L’ouvrage Féminin/masculin dans la presse du XIXe siècle dirigé par Christine Planté et Marie-Ève Thérenty est issu d’un colloque international et interdisciplinaire portant sur l’inscription des femmes et des hommes, du féminin et du masculin dans la presse du XIXe siècle, période élargie du XVIIIe siècle à l’Entre-deux-guerres en France. Découpé en cinq parties chronologico-thématiques, il se centre sur des analyses de genre enrichissant les travaux pionniers d’Évelyne Sullerot (1963) et de Laure Adler (1979)1, par une attention portée aux inflexions données aux normes de genre, aux dissonances des discours de la presse féminine/féministe ou aux positionnements des femmes journalistes relativement à la presse masculine, notamment généraliste.

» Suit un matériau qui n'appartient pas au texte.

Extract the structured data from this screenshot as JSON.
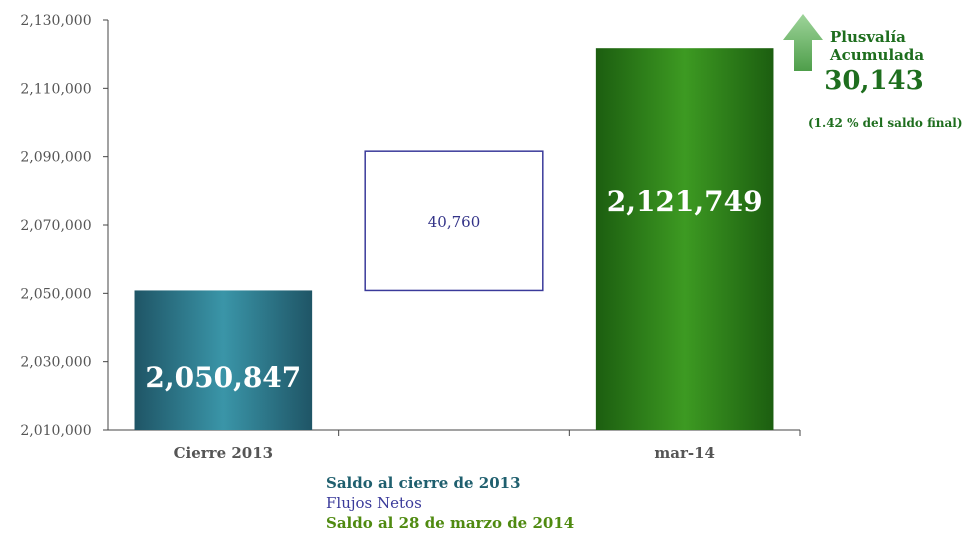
{
  "chart_data": {
    "type": "bar",
    "subtype": "waterfall",
    "categories": [
      "Cierre 2013",
      "",
      "mar-14"
    ],
    "ylim": [
      2010000,
      2130000
    ],
    "yticks": [
      2010000,
      2030000,
      2050000,
      2070000,
      2090000,
      2110000,
      2130000
    ],
    "ytick_labels": [
      "2,010,000",
      "2,030,000",
      "2,050,000",
      "2,070,000",
      "2,090,000",
      "2,110,000",
      "2,130,000"
    ],
    "bars": [
      {
        "label": "2,050,847",
        "start": 2010000,
        "end": 2050847,
        "color": "#2e7f8f",
        "style": "solid"
      },
      {
        "label": "40,760",
        "start": 2050847,
        "end": 2091607,
        "color": "#3a3a9a",
        "style": "outline"
      },
      {
        "label": "2,121,749",
        "start": 2010000,
        "end": 2121749,
        "color": "#2e7d1c",
        "style": "solid"
      }
    ],
    "legend": [
      {
        "label": "Saldo al cierre de 2013",
        "color": "#1f5f6e"
      },
      {
        "label": "Flujos Netos",
        "color": "#3a3a9a"
      },
      {
        "label": "Saldo al 28 de marzo de 2014",
        "color": "#4f8a10"
      }
    ],
    "annotation": {
      "title_line1": "Plusvalía",
      "title_line2": "Acumulada",
      "value": "30,143",
      "note": "(1.42 % del saldo final)",
      "color": "#1e6e1e",
      "icon": "up-arrow-icon"
    }
  }
}
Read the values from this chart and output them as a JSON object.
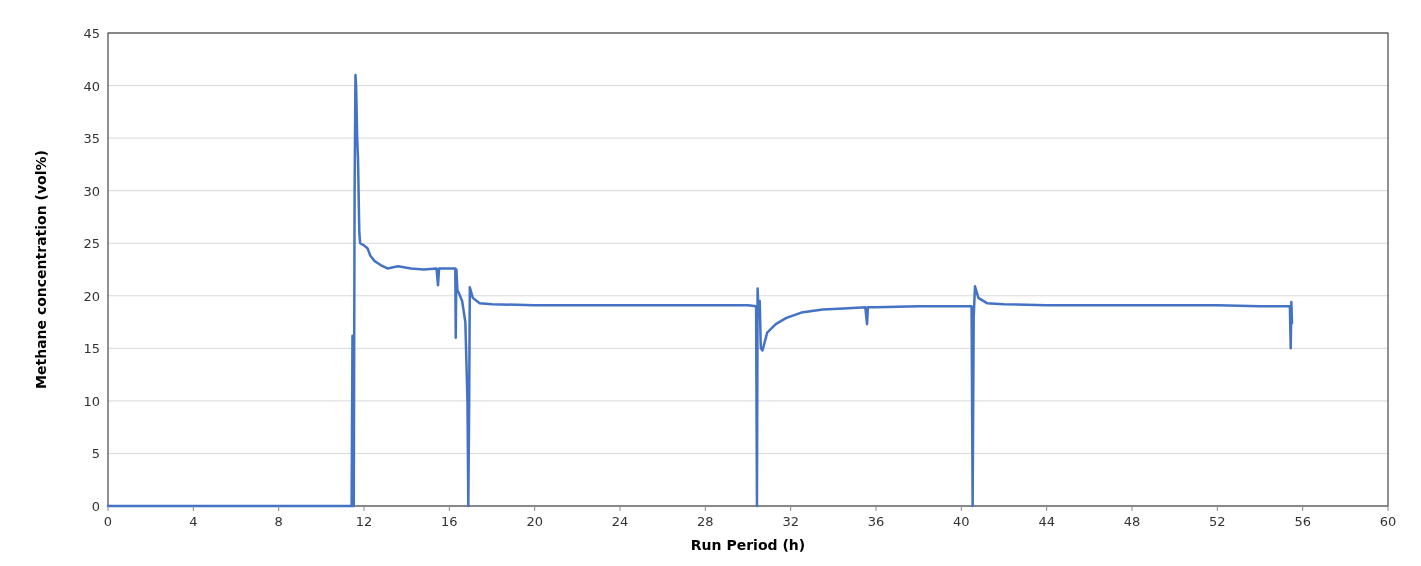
{
  "chart_data": {
    "type": "line",
    "xlabel": "Run Period (h)",
    "ylabel": "Methane concentration (vol%)",
    "xlim": [
      0,
      60
    ],
    "xticks": [
      0,
      4,
      8,
      12,
      16,
      20,
      24,
      28,
      32,
      36,
      40,
      44,
      48,
      52,
      56,
      60
    ],
    "ylim": [
      0,
      45
    ],
    "yticks": [
      0,
      5,
      10,
      15,
      20,
      25,
      30,
      35,
      40,
      45
    ],
    "grid": "y",
    "marker": "none",
    "line_style": "solid",
    "series": [
      {
        "color": "#4472c4",
        "x": [
          0,
          11.42,
          11.46,
          11.48,
          11.52,
          11.56,
          11.6,
          11.63,
          11.68,
          11.72,
          11.78,
          11.82,
          12.0,
          12.17,
          12.3,
          12.5,
          12.8,
          13.1,
          13.6,
          14.2,
          14.8,
          15.4,
          15.47,
          15.52,
          15.8,
          16.1,
          16.28,
          16.3,
          16.33,
          16.38,
          16.44,
          16.6,
          16.75,
          16.85,
          16.89,
          16.93,
          16.96,
          17.1,
          17.42,
          18,
          20,
          22,
          24,
          26,
          28,
          30,
          30.38,
          30.42,
          30.45,
          30.5,
          30.55,
          30.6,
          30.68,
          30.9,
          31.3,
          31.8,
          32.5,
          33.5,
          34.5,
          35.5,
          35.58,
          35.62,
          36,
          38,
          40,
          40.48,
          40.53,
          40.58,
          40.64,
          40.8,
          41.2,
          42,
          44,
          46,
          48,
          50,
          52,
          54,
          55.4,
          55.44,
          55.47,
          55.5
        ],
        "values": [
          0,
          0,
          16.2,
          0,
          0,
          30,
          41,
          40,
          35,
          33,
          26,
          25,
          24.8,
          24.5,
          23.8,
          23.3,
          22.9,
          22.6,
          22.8,
          22.6,
          22.5,
          22.6,
          21,
          22.6,
          22.6,
          22.6,
          22.6,
          16,
          22.5,
          20.5,
          20.3,
          19.5,
          17.5,
          10,
          0,
          10,
          20.8,
          19.8,
          19.3,
          19.2,
          19.1,
          19.1,
          19.1,
          19.1,
          19.1,
          19.1,
          19,
          0,
          20.7,
          18,
          19.5,
          15,
          14.8,
          16.5,
          17.3,
          17.9,
          18.4,
          18.7,
          18.8,
          18.9,
          17.3,
          18.9,
          18.9,
          19,
          19,
          19,
          0,
          18,
          20.9,
          19.8,
          19.3,
          19.2,
          19.1,
          19.1,
          19.1,
          19.1,
          19.1,
          19,
          19,
          15,
          19.4,
          17.4
        ]
      }
    ]
  }
}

Les transformations économiques, sociales et techniques font entrer le XIXe siècle « dans une nouvelle ère médiatique » (Marie-Ève Thérenty), marquée par l’essor remarquable de « la civilisation du journal »2, au sein de laquelle les organes de presse féminine/féministe comme les articles rédigés par des femmes tentent de s’implanter. Modèles et stéréotypes gênent leur accès à l’expression publique et notamment à l’écriture journalistique. La plupart des articles souligne cependant comment « la presse représente un lieu important de construction et d’évolution de la ligne de genre » (Patricia Izquierdo, p. 221). Néanmoins, dans leur introduction, les éditrices ne veulent pas clore le débat visant à déterminer si la presse « constitue l’espace d’élaboration et de constructions de ces modèles ou si elle permet surtout de rendre reconnaissables ces catégories, tendant à les imposer comme des évidences, comme des catégories de saisie du monde » (p. 23). Il apparaît pourtant que face aux discours contraints et aux représentations dominantes, beaucoup d’écrits et de postures singulières de femmes participent, par la transgression des règles, de la transformation du champ médiatique.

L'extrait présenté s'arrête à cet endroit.